Пожарная тревожная рельса все еще надсадно гудела. Полуметровая ее культя была подвешена перед конторой на специальной опоре, покрашенной, как и сама контора, в зеленую краску. Звонить по обыденности строго-настрого возбранялось, и лишь однажды был подан голос, когда от грозы занялась овчарня. В остальное же время обрубок обвязывали мешковиной, чтобы не шкодили ребятишки. Конторский сторож Никита, которому в едином лице предписано право оголять набат по особому Прошкиному указанию, сегодня, поди, давно уже отбил руки, и теперь, пользуясь случаем и всеобщей сумятицей, в рельсу поочередно трезвонили пацаны, отнимая друг у друга толстый тележный шкворень. Били просто так, для собственной мальчишеской утехи, еще не очень-то понимая, что произошло и по какой нужде скликали они своих матерей и отцов.
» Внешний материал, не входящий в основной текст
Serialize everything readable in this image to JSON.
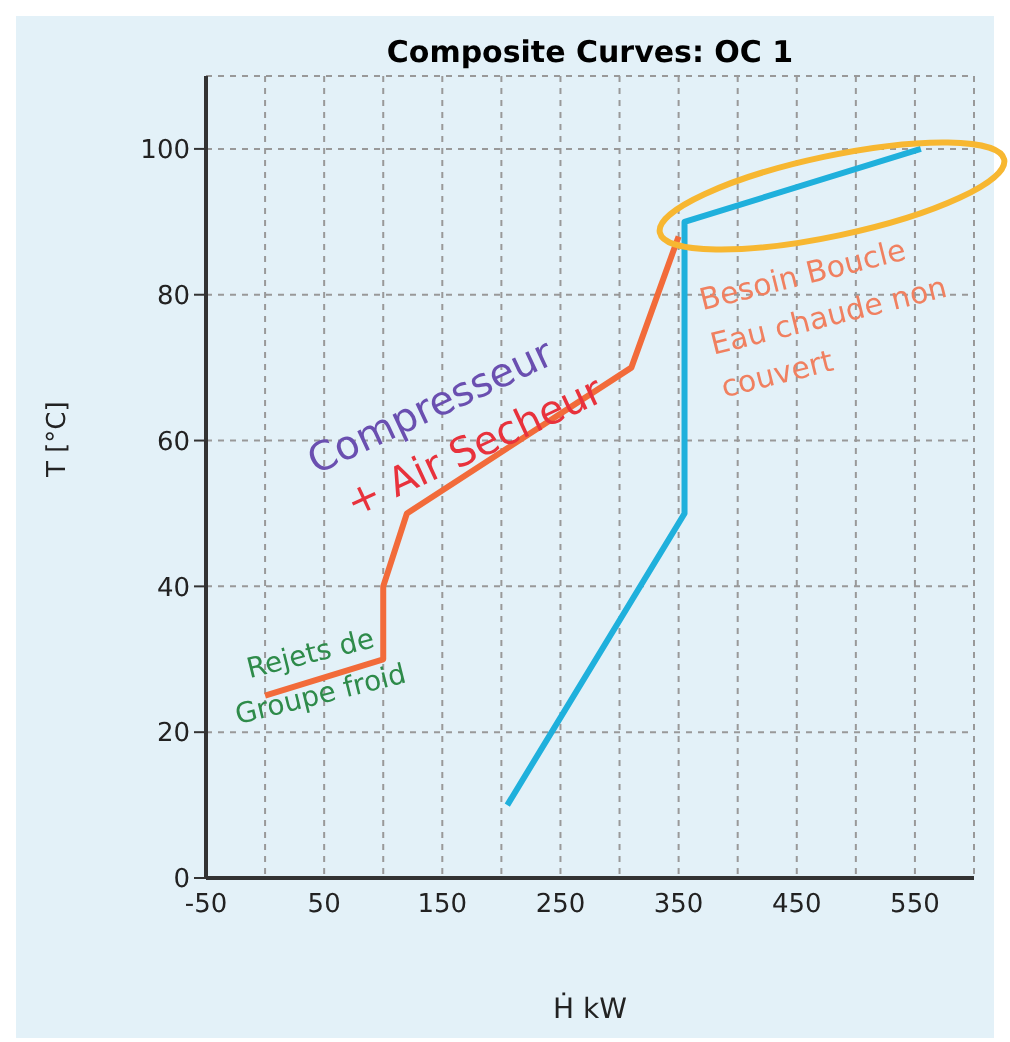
{
  "chart_data": {
    "type": "line",
    "title": "Composite Curves: OC 1",
    "xlabel": "Ḣ kW",
    "ylabel": "T [°C]",
    "annotations": [
      "Compresseur",
      "+ Air Secheur",
      "Besoin Boucle Eau chaude non couvert",
      "Rejets de Groupe froid"
    ],
    "series": [
      {
        "color": "#f26b3a",
        "x": [
          0,
          100,
          100,
          120,
          310,
          350
        ],
        "values": [
          25,
          30,
          40,
          50,
          70,
          88
        ]
      },
      {
        "color": "#1fb0dc",
        "x": [
          205,
          355,
          355,
          555
        ],
        "values": [
          10,
          50,
          90,
          100
        ]
      }
    ],
    "xlim": [
      -50,
      600
    ],
    "xticks": [
      -50,
      {
        "value": 0,
        "label": null
      },
      50,
      {
        "value": 100,
        "label": null
      },
      150,
      {
        "value": 200,
        "label": null
      },
      250,
      {
        "value": 300,
        "label": null
      },
      350,
      {
        "value": 400,
        "label": null
      },
      450,
      {
        "value": 500,
        "label": null
      },
      550
    ],
    "ylim": [
      0,
      110
    ],
    "yticks": [
      0,
      20,
      40,
      60,
      80,
      100
    ],
    "grid": true,
    "legend": false,
    "marker": "none",
    "line_style": "solid"
  }
}
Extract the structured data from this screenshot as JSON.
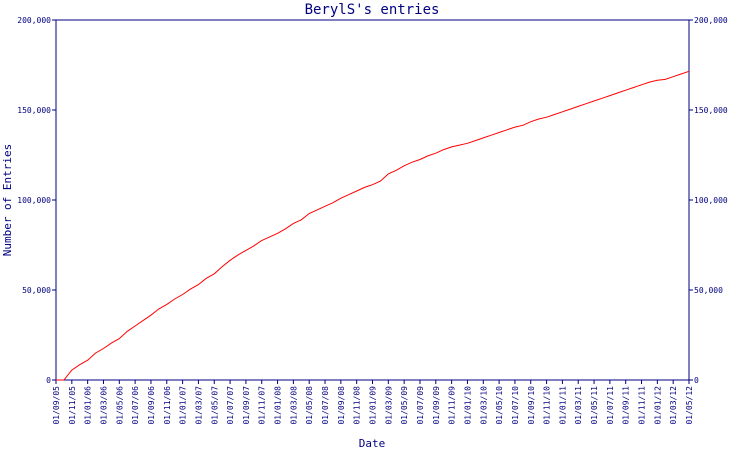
{
  "chart_data": {
    "type": "line",
    "title": "BerylS's entries",
    "xlabel": "Date",
    "ylabel": "Number of Entries",
    "ylim": [
      0,
      200000
    ],
    "y_ticks": [
      0,
      50000,
      100000,
      150000,
      200000
    ],
    "y_tick_labels": [
      "0",
      "50,000",
      "100,000",
      "150,000",
      "200,000"
    ],
    "x_tick_labels": [
      "01/09/05",
      "01/11/05",
      "01/01/06",
      "01/03/06",
      "01/05/06",
      "01/07/06",
      "01/09/06",
      "01/11/06",
      "01/01/07",
      "01/03/07",
      "01/05/07",
      "01/07/07",
      "01/09/07",
      "01/11/07",
      "01/01/08",
      "01/03/08",
      "01/05/08",
      "01/07/08",
      "01/09/08",
      "01/11/08",
      "01/01/09",
      "01/03/09",
      "01/05/09",
      "01/07/09",
      "01/09/09",
      "01/11/09",
      "01/01/10",
      "01/03/10",
      "01/05/10",
      "01/07/10",
      "01/09/10",
      "01/11/10",
      "01/01/11",
      "01/03/11",
      "01/05/11",
      "01/07/11",
      "01/09/11",
      "01/11/11",
      "01/01/12",
      "01/03/12",
      "01/05/12"
    ],
    "grid": false,
    "series": [
      {
        "color": "#ff0000",
        "x": [
          "01/09/05",
          "01/10/05",
          "01/11/05",
          "01/12/05",
          "01/01/06",
          "01/02/06",
          "01/03/06",
          "01/04/06",
          "01/05/06",
          "01/06/06",
          "01/07/06",
          "01/08/06",
          "01/09/06",
          "01/10/06",
          "01/11/06",
          "01/12/06",
          "01/01/07",
          "01/02/07",
          "01/03/07",
          "01/04/07",
          "01/05/07",
          "01/06/07",
          "01/07/07",
          "01/08/07",
          "01/09/07",
          "01/10/07",
          "01/11/07",
          "01/12/07",
          "01/01/08",
          "01/02/08",
          "01/03/08",
          "01/04/08",
          "01/05/08",
          "01/06/08",
          "01/07/08",
          "01/08/08",
          "01/09/08",
          "01/10/08",
          "01/11/08",
          "01/12/08",
          "01/01/09",
          "01/02/09",
          "01/03/09",
          "01/04/09",
          "01/05/09",
          "01/06/09",
          "01/07/09",
          "01/08/09",
          "01/09/09",
          "01/10/09",
          "01/11/09",
          "01/12/09",
          "01/01/10",
          "01/02/10",
          "01/03/10",
          "01/04/10",
          "01/05/10",
          "01/06/10",
          "01/07/10",
          "01/08/10",
          "01/09/10",
          "01/10/10",
          "01/11/10",
          "01/12/10",
          "01/01/11",
          "01/02/11",
          "01/03/11",
          "01/04/11",
          "01/05/11",
          "01/06/11",
          "01/07/11",
          "01/08/11",
          "01/09/11",
          "01/10/11",
          "01/11/11",
          "01/12/11",
          "01/01/12",
          "01/02/12",
          "01/03/12",
          "01/04/12",
          "01/05/12"
        ],
        "values": [
          0,
          0,
          5500,
          8500,
          11000,
          15000,
          17500,
          20500,
          23000,
          27000,
          30000,
          33000,
          36000,
          39500,
          42000,
          45000,
          47500,
          50500,
          53000,
          56500,
          59000,
          63000,
          66500,
          69500,
          72000,
          74500,
          77500,
          79500,
          81500,
          84000,
          87000,
          89000,
          92500,
          94500,
          96500,
          98500,
          101000,
          103000,
          105000,
          107000,
          108500,
          110500,
          114500,
          116500,
          119000,
          121000,
          122500,
          124500,
          126000,
          128000,
          129500,
          130500,
          131500,
          133000,
          134500,
          136000,
          137500,
          139000,
          140500,
          141500,
          143500,
          145000,
          146000,
          147500,
          149000,
          150500,
          152000,
          153500,
          155000,
          156500,
          158000,
          159500,
          161000,
          162500,
          164000,
          165500,
          166500,
          167000,
          168500,
          170000,
          171500
        ]
      }
    ]
  }
}
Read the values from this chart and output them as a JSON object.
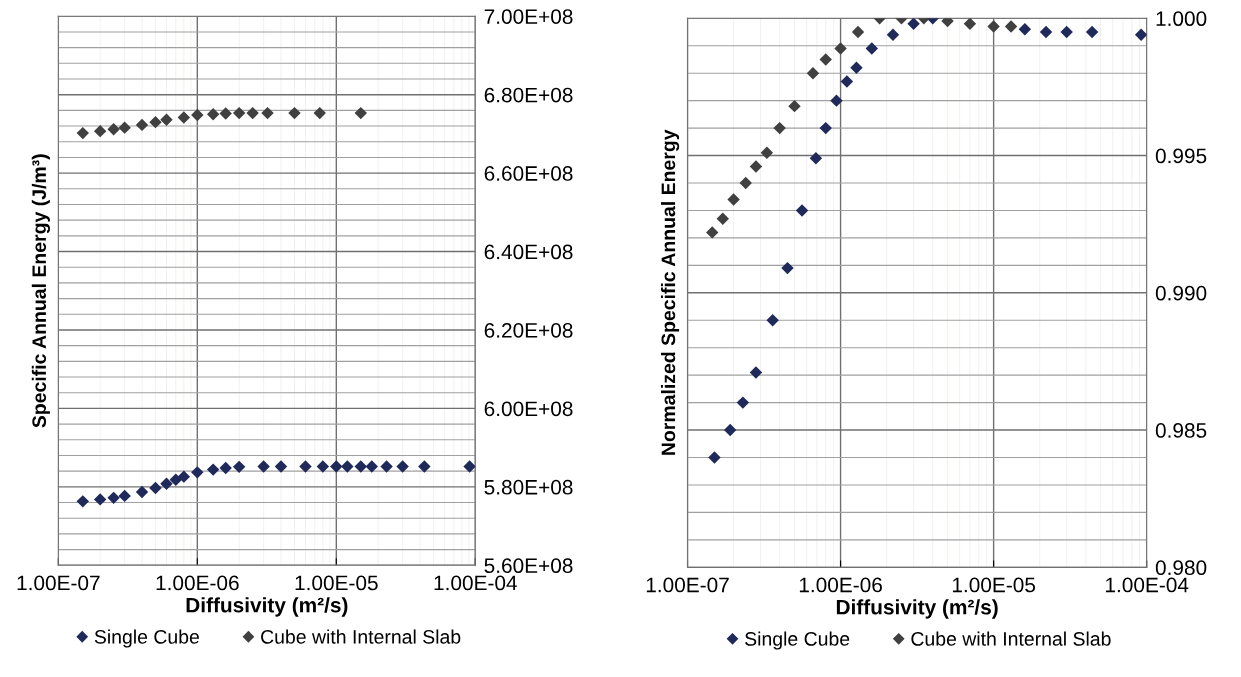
{
  "chart_data": [
    {
      "type": "scatter",
      "xlabel": "Diffusivity (m²/s)",
      "ylabel": "Specific Annual Energy (J/m³)",
      "log": "x",
      "grid": true,
      "legend": "bottom",
      "marker": "diamond",
      "xlim": [
        1e-07,
        0.0001
      ],
      "xticks": [
        {
          "value": 1e-07,
          "label": "1.00E-07"
        },
        {
          "value": 1e-06,
          "label": "1.00E-06"
        },
        {
          "value": 1e-05,
          "label": "1.00E-05"
        },
        {
          "value": 0.0001,
          "label": "1.00E-04"
        }
      ],
      "ylim": [
        560000000.0,
        700000000.0
      ],
      "yticks": [
        {
          "value": 560000000.0,
          "label": "5.60E+08"
        },
        {
          "value": 580000000.0,
          "label": "5.80E+08"
        },
        {
          "value": 600000000.0,
          "label": "6.00E+08"
        },
        {
          "value": 620000000.0,
          "label": "6.20E+08"
        },
        {
          "value": 640000000.0,
          "label": "6.40E+08"
        },
        {
          "value": 660000000.0,
          "label": "6.60E+08"
        },
        {
          "value": 680000000.0,
          "label": "6.80E+08"
        },
        {
          "value": 700000000.0,
          "label": "7.00E+08"
        }
      ],
      "series": [
        {
          "name": "Single Cube",
          "color": "#1f2a5a",
          "x": [
            1.5e-07,
            2e-07,
            2.5e-07,
            3e-07,
            4e-07,
            5e-07,
            6e-07,
            7e-07,
            8e-07,
            1e-06,
            1.3e-06,
            1.6e-06,
            2e-06,
            3e-06,
            4e-06,
            6e-06,
            8e-06,
            1e-05,
            1.2e-05,
            1.5e-05,
            1.8e-05,
            2.3e-05,
            3e-05,
            4.3e-05,
            9.1e-05
          ],
          "values": [
            576300000.0,
            576800000.0,
            577200000.0,
            577700000.0,
            578700000.0,
            579700000.0,
            580800000.0,
            581800000.0,
            582600000.0,
            583700000.0,
            584400000.0,
            584800000.0,
            585100000.0,
            585200000.0,
            585200000.0,
            585200000.0,
            585200000.0,
            585200000.0,
            585200000.0,
            585200000.0,
            585200000.0,
            585200000.0,
            585200000.0,
            585200000.0,
            585200000.0
          ]
        },
        {
          "name": "Cube with Internal Slab",
          "color": "#404040",
          "x": [
            1.5e-07,
            2e-07,
            2.5e-07,
            3e-07,
            4e-07,
            5e-07,
            6e-07,
            8e-07,
            1e-06,
            1.3e-06,
            1.6e-06,
            2e-06,
            2.5e-06,
            3.2e-06,
            5e-06,
            7.6e-06,
            1.5e-05
          ],
          "values": [
            670200000.0,
            670700000.0,
            671200000.0,
            671600000.0,
            672300000.0,
            673000000.0,
            673600000.0,
            674200000.0,
            674800000.0,
            675000000.0,
            675200000.0,
            675300000.0,
            675300000.0,
            675300000.0,
            675300000.0,
            675300000.0,
            675300000.0
          ]
        }
      ]
    },
    {
      "type": "scatter",
      "xlabel": "Diffusivity (m²/s)",
      "ylabel": "Normalized Specific Annual Energy",
      "log": "x",
      "grid": true,
      "legend": "bottom",
      "marker": "diamond",
      "xlim": [
        1e-07,
        0.0001
      ],
      "xticks": [
        {
          "value": 1e-07,
          "label": "1.00E-07"
        },
        {
          "value": 1e-06,
          "label": "1.00E-06"
        },
        {
          "value": 1e-05,
          "label": "1.00E-05"
        },
        {
          "value": 0.0001,
          "label": "1.00E-04"
        }
      ],
      "ylim": [
        0.98,
        1.0
      ],
      "yticks": [
        {
          "value": 0.98,
          "label": "0.980"
        },
        {
          "value": 0.985,
          "label": "0.985"
        },
        {
          "value": 0.99,
          "label": "0.990"
        },
        {
          "value": 0.995,
          "label": "0.995"
        },
        {
          "value": 1.0,
          "label": "1.000"
        }
      ],
      "series": [
        {
          "name": "Single Cube",
          "color": "#1f2a5a",
          "x": [
            1.5e-07,
            1.9e-07,
            2.3e-07,
            2.8e-07,
            3.6e-07,
            4.5e-07,
            5.6e-07,
            6.9e-07,
            8e-07,
            9.4e-07,
            1.1e-06,
            1.27e-06,
            1.6e-06,
            2.2e-06,
            3e-06,
            4e-06,
            5e-06,
            7e-06,
            1e-05,
            1.3e-05,
            1.6e-05,
            2.2e-05,
            3e-05,
            4.4e-05,
            9.2e-05
          ],
          "values": [
            0.984,
            0.985,
            0.986,
            0.9871,
            0.989,
            0.9909,
            0.993,
            0.9949,
            0.996,
            0.997,
            0.9977,
            0.9982,
            0.9989,
            0.9994,
            0.9998,
            1.0,
            null,
            null,
            null,
            null,
            0.9996,
            0.9995,
            0.9995,
            0.9995,
            0.9994
          ]
        },
        {
          "name": "Cube with Internal Slab",
          "color": "#404040",
          "x": [
            1.45e-07,
            1.7e-07,
            2e-07,
            2.4e-07,
            2.8e-07,
            3.3e-07,
            4e-07,
            5e-07,
            6.6e-07,
            8e-07,
            1e-06,
            1.3e-06,
            1.8e-06,
            2.5e-06,
            3.5e-06,
            5e-06,
            7e-06,
            1e-05,
            1.3e-05
          ],
          "values": [
            0.9922,
            0.9927,
            0.9934,
            0.994,
            0.9946,
            0.9951,
            0.996,
            0.9968,
            0.998,
            0.9985,
            0.9989,
            0.9995,
            1.0,
            1.0,
            1.0,
            0.9999,
            0.9998,
            0.9997,
            0.9997
          ]
        }
      ]
    }
  ]
}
Люди, тесня друг друга, плотным валом обложили контору. Крепко разило потом, разгоряченными бегом телами. Касьян, припозднившийся из-за Натахи и приспевший чуть ли не последним из косарей, начал проталкиваться в первый ряд, смиряя дыхание и машинально сдергивая картуз. Высунулся и ничего такого особенного не увидел: на верхней ступеньке крыльца, уронив голову в серой коверкотовой, закапанной мазутом восьмиклинке, подпершись руками, сидел Прошка-председатeль, поверженно и отрешенно глядевший на свои пыльные, закочуренные сухостью сапоги.

Помимо косарей сбежался сюда и весь прочий усвятский народ – с бураков, скотного двора, Афоня-кузнец с молотобойцем и даже самые что ни на есть запечные старцы, пособляя себе клюками и костыликами, проплелись, приковыляли на железный звяк, на всколыхнувшую всю деревню тревогу. И подходя, пополняя толпу, подчиняясь всеобщей напряженной, скрученной в тугую пружину тишине, люди примолкали и сами и непроизвольно никли обнаженными головами.

А Прошка-председатель все так и сидел, ничего не объявляя и ни на кого не глядя. Из-под насунутой кепки виден был один лишь подбородок, время от времени приходивший в движение, когда председатель принимался тискать зубы. Касьян думал поначалу, потому Прошка молчит, что выжидает время, пока соберутся все. Но вот и ждать больше некого, люди были в сборе до последней души.

Наконец, будто хворый, будто с разломленной поясницей, Прошка утружденно, по-стариковски приподнялся, придерживаясь рукой за стояк. И вдруг, увидев возле рельса ребятишек, сразу же пришел в себя, налился гневом:

– А ну, хватит! Хватит балабонить! Нашли, понимаешь, игрушку. Никита! Завяжи колокол!

И как бы только теперь увидев и всех остальных, уже тихо, устало проговорил, будто итожа свои недавние думы:

– Ну, значит, такое вот дело… Война… Война… товарищи.

От этого чужого леденящего слова люди задвигались, запереминались на месте, проталкивая в себе его колючий, кровенящий душу смысл. Старики сдержанно запокашливали, ощупывая и куделя бороды. Старушки, сбившиеся в свою особую кучку, белевшую в стороне платочками, торопливо зачастили перед собой щепотками.

– Нынче утром, стало быть, напали на нас… В четыре часа… Чего остерегались, то и случилось… Так что такое вот известие.